Helium is a blockchain network that rewards users who provide WUPU (Wide, Unique, Proveable, and Useful) coverage. The better your WUPU coverage, the more you’ll earn. Now, WUPU isn’t a Helium metric, it’s something I teach people about to help them understand at broad strokes how to assess a potential deployment.

If you want to have a high earning hotspot, testing the Wide and Proveable aspects of coverage is essential. Now, whether or not your coverage is Unique or Useful is something you’ll need to assess in different ways. I’d start with my post on HIP 17 and scaling, then check out how to use the Network.

Rock on in your Helium glory, and best of luck to you in your deployments!

9 thoughts on “Testing Your Helium Antenna & Placement With A GLAMOS”

  1. Hey Nik
    I went to #mappers on the Helium Discord looking for info on how to use my Glamos to support the mapping project. Scrolled to the bottom of the pinned messages, which led to this article.

    While informative, the content doesn’t seem to cover much of what the title hints at. Am I missing something or is the process of testing antennas very similar to generating coverage data?
    Thanx ?

  2. Hi Randy, in general, good coverage is a proxy for good earnings. It’s not precise, as earnings will depend on local density and scaling, but if you want to earn HNT on Helium one of the essential aspects is knowing what coverage your location/antenna combo will provide.

  3. Hey!
    Great article! Love all the data and very thankful for your amazing blog here!
    I just recently received my glamos walker (super exciting) and I am seemingly having the same issue as randy. I got it in order to contribute to the helium mapping project and after having set it up, find myself confused on whether I am actually contributing. Testing my own antennas is nice (which I’ll try sometime in the future) but I can’t seem to figure out A) If I’m actually providing coverage data for the network B) How to setup the glamos to automatically contribute once turned on.
    Any insight or hints in the right direction would be great.

  4. Hi Nathan, I don’t think there’s an auto-fire Mapper style setting on the GLAMOS. It’s designed built to test a bunch of different specific spots to make sure a sensor at that spot can reach a gateway, not to continuously beacon in order to provide coverage. I’ll change the name of the post, as it seems to be misleading people.

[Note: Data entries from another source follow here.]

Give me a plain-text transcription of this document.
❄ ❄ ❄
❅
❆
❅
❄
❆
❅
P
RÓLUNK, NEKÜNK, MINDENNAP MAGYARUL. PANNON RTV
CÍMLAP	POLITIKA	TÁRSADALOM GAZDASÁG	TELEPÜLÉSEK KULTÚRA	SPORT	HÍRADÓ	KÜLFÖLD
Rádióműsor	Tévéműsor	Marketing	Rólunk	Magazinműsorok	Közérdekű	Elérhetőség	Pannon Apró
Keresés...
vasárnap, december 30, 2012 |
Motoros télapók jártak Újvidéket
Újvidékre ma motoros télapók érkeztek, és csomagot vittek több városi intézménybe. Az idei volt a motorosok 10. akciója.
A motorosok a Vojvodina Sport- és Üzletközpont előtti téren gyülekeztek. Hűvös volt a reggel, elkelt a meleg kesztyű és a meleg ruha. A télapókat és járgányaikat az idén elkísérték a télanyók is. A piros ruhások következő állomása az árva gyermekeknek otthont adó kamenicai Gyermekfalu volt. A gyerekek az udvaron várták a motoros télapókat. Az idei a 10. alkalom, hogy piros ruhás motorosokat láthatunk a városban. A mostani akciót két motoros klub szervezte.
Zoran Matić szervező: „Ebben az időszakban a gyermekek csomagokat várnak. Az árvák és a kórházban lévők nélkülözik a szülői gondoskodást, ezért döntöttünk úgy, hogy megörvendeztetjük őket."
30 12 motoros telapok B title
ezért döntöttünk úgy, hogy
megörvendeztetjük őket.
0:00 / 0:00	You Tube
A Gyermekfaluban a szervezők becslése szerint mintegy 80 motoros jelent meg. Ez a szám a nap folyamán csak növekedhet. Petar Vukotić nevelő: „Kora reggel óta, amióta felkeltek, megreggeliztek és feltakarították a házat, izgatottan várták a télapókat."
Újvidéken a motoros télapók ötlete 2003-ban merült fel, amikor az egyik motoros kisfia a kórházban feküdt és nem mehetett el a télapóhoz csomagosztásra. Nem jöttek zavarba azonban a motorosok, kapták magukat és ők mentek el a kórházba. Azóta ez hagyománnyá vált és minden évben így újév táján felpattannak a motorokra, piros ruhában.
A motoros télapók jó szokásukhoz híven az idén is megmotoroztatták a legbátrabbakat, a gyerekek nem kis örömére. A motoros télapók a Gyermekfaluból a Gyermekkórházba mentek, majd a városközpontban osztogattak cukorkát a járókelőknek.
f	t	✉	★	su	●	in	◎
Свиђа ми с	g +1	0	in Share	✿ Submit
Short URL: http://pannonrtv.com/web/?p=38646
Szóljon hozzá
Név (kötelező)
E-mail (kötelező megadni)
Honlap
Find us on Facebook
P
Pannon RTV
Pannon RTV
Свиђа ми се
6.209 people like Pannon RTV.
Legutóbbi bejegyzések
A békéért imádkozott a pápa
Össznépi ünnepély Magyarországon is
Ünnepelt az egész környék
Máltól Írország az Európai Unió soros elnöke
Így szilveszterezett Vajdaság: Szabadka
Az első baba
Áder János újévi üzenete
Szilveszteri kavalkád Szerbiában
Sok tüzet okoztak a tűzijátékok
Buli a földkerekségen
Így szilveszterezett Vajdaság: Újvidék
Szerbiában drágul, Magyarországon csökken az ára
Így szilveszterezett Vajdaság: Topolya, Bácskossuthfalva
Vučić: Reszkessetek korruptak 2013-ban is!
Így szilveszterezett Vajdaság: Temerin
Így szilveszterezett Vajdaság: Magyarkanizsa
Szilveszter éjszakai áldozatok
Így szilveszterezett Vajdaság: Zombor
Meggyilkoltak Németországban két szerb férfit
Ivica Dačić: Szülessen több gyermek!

  5. Hey Nik, question about this assumption made in the article — “Second, you’ll want to know HOW MANY Hotspots your proposed location can be witnessed by. Since beacons & witnesses are two sides of the same coin, it’s pretty reasonable to assume that “if they can hear you, you can hear them.” I’ve just gotten and set up my miner recently, inside, stock antenna, 650 ft above the ground in a high rise overlooking the suburbs (for background). I’m actually finding that this assumption doesn’t seem to be true, in that I’m getting people witnessing my beacons for 55km+ but I don’t seem to be able to connect with anyone beyond a kilometer of me. Any ideas or thoughts? I’ve read about the principle of antenna reciprocity, and the only think I can think of is maybe the window that’s in front of the antenna is blocking really weak signals and making them impossible to distinguish from noise.

  6. Hi Ben, it’s not technically correct, it’s just a useful model to use. It’s likely that many hotspots around you are not as well placed. Think about this as well; you always get to know what hotspots witnessed your beacon, but you don’t always win the lottery to witness the beacons of other hotspots.

  7. Hey Nik, off topic here but I heard you on the Hotspot Podcast and you did a great job.

    My question is, you me mentioned T-Mo approaching a large hotspot fleet owner with a threat to cut them off. I could not find anything on this(articles, etc.). Is there a link you could share?

    Thanks as always and congrats on your Helium community Noble award. (you got my vote!)